Nexon’s anime-style role-playing shooting game, Blue Archive, is set for release in November. (Nexon)
Never trust a skinny chef. The sentiment behind this tongue-in-cheek reference to a chef’s inability to resist his own delicious food applies to most professions, including game developers.
Nexon’s Blue Archive, an anime-style role-playing game, immediately stole the hearts of anime fans after its February release in Japan, even ranking as the most popular game on both Google Play and App Store.
Perhaps the game’s success was a predestined one, considering it was developed by Kim Yong-ha, a producer at Nexon known to be a hardcore anime fan himself.

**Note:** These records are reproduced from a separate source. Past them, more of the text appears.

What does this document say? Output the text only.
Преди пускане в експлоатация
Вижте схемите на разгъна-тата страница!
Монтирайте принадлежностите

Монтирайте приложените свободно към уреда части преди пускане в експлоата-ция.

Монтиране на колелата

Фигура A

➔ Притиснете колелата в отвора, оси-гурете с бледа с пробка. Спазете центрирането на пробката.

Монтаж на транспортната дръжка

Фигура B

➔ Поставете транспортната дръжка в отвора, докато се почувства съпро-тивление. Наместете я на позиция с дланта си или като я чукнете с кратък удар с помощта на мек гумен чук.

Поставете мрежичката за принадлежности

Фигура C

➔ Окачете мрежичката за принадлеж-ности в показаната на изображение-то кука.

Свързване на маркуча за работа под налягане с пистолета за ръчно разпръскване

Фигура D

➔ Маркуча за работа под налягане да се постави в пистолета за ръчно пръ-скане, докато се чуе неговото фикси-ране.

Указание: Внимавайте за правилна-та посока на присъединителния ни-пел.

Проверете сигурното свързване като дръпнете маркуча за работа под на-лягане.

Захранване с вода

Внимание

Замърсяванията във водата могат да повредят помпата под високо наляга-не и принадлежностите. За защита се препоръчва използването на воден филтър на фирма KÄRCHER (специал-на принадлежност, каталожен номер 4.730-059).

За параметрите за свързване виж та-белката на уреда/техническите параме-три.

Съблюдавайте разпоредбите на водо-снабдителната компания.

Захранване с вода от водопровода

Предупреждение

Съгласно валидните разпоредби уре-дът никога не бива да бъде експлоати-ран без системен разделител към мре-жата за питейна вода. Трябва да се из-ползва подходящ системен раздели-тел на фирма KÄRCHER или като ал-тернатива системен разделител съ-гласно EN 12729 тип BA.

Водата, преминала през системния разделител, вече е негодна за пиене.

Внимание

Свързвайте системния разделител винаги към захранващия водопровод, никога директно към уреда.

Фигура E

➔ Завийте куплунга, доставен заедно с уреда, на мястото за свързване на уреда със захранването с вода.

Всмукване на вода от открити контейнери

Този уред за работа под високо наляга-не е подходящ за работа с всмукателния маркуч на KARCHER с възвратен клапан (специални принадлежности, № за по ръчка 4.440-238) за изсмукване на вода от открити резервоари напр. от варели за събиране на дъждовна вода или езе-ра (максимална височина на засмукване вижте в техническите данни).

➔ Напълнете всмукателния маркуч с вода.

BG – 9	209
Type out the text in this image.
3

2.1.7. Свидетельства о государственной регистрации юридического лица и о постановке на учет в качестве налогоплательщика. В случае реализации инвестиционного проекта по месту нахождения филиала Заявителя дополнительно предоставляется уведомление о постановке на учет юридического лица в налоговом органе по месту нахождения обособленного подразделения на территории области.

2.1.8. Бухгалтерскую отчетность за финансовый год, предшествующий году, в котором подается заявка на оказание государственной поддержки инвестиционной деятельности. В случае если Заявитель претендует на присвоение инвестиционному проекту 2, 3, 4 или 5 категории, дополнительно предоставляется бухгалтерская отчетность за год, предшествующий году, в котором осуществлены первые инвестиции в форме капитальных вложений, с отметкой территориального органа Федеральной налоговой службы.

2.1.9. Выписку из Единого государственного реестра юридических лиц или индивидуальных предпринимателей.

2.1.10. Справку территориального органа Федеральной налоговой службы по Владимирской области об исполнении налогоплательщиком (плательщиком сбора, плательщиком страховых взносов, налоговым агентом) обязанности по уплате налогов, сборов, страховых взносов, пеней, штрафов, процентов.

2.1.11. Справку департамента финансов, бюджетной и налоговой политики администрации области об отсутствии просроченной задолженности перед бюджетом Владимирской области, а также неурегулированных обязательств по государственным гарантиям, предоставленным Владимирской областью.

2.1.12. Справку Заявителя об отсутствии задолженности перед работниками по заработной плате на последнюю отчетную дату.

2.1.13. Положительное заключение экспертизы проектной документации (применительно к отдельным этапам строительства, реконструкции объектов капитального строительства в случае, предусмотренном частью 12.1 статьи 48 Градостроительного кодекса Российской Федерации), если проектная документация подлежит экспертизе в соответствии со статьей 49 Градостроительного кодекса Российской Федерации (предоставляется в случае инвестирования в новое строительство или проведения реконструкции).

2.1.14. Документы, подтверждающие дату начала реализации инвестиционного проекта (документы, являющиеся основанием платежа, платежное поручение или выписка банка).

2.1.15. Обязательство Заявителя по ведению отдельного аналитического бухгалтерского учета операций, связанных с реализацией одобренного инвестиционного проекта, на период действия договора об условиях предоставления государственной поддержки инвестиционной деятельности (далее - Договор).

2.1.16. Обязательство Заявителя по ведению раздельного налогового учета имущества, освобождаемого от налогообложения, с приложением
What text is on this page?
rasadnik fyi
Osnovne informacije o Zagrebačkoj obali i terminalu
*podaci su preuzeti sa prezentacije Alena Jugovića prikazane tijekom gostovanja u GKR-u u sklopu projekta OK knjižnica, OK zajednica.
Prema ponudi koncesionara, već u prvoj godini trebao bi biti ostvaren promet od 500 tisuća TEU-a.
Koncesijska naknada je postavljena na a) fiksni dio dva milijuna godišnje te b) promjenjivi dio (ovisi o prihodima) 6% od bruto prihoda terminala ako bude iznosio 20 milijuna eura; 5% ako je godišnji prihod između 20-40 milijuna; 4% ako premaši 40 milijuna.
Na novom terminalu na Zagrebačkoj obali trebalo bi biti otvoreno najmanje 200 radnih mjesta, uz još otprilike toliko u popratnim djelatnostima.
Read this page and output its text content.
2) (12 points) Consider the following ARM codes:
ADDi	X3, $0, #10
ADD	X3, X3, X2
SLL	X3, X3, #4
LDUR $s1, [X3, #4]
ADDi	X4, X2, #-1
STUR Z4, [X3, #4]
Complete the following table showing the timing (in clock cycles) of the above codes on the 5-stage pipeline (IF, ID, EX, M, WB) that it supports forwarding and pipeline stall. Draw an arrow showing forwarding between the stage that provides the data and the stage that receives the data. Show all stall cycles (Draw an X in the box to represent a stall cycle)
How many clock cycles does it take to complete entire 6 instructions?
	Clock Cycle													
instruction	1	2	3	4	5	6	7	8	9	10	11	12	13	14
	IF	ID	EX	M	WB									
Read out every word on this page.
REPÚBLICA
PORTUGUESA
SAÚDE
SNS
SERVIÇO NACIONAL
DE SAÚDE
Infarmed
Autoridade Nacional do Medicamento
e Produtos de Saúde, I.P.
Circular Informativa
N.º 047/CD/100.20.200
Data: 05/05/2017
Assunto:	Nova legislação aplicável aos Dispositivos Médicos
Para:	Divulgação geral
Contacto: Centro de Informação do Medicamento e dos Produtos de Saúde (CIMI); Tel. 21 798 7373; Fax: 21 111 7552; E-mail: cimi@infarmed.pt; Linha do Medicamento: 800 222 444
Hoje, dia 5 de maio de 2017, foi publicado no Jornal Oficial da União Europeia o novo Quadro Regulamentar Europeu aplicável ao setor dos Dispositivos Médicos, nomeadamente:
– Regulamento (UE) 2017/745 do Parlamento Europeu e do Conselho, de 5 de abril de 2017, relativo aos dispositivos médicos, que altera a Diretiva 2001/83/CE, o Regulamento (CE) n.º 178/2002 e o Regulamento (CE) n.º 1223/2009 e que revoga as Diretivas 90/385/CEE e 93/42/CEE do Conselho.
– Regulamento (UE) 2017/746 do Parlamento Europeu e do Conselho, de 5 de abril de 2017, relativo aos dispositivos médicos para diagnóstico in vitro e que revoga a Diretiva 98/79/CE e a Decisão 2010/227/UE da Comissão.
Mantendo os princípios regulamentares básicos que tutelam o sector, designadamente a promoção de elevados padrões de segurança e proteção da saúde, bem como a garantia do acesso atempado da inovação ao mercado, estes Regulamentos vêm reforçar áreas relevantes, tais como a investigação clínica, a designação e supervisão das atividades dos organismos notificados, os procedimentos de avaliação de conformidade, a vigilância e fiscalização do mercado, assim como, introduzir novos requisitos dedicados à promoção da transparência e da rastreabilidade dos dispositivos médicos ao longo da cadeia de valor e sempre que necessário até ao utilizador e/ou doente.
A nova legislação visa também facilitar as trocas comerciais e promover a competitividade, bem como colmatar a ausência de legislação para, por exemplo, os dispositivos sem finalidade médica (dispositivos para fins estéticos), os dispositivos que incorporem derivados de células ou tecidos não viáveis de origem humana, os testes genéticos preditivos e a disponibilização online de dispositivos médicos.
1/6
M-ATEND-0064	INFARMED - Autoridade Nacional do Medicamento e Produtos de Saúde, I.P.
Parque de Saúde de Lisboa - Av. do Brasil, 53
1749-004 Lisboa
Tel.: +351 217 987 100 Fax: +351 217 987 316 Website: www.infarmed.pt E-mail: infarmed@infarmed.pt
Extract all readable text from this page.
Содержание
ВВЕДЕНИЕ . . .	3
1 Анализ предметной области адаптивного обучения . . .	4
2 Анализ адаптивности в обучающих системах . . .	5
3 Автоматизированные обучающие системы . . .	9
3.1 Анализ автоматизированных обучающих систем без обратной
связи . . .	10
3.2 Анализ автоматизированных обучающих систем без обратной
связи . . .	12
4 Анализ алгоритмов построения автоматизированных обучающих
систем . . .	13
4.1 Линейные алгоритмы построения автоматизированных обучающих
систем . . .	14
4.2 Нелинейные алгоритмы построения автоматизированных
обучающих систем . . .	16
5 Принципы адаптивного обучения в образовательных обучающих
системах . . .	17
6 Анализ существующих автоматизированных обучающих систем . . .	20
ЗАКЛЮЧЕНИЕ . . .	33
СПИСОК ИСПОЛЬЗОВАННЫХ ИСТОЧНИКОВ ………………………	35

Set for a global launch next month, Blue Archive is a subculture mobile game in which players take on the role as a female academy teacher who teams up with female students to solve mysteries around town, taking down enemies with rifles along the way.
The creation of rifle-toting anime girls was exactly what producer Kim had intended. His love for subculture is portrayed in the name of his studio, MX, which is a combination of two words, “moe” and “Xcom.”
Moe is a Japanese slang that refers to affection or protectiveness one feels towards characters’ -- usually female -- innocence and vulnerability in an idealized way. Xcom is the name of a game in which players are tasked with fending off a global alien invasion.
According to Kim, the main concept of Blue Archive, from the very early stages of development, was to have beautiful girls engage in combat using their surroundings.
To meet the high standards of Japanese anime fans, MX’s scenario writer, art director and team members equipped themselves with in-depth knowledge on anime and guns, Kim said.
Blue Archive’s distinct worldview combined with academy and military elements has drawn immense attention from home and abroad. Just one day after preregistration began on Oct. 14, more than 500,000 global users had signed up ahead of the game’s release next month.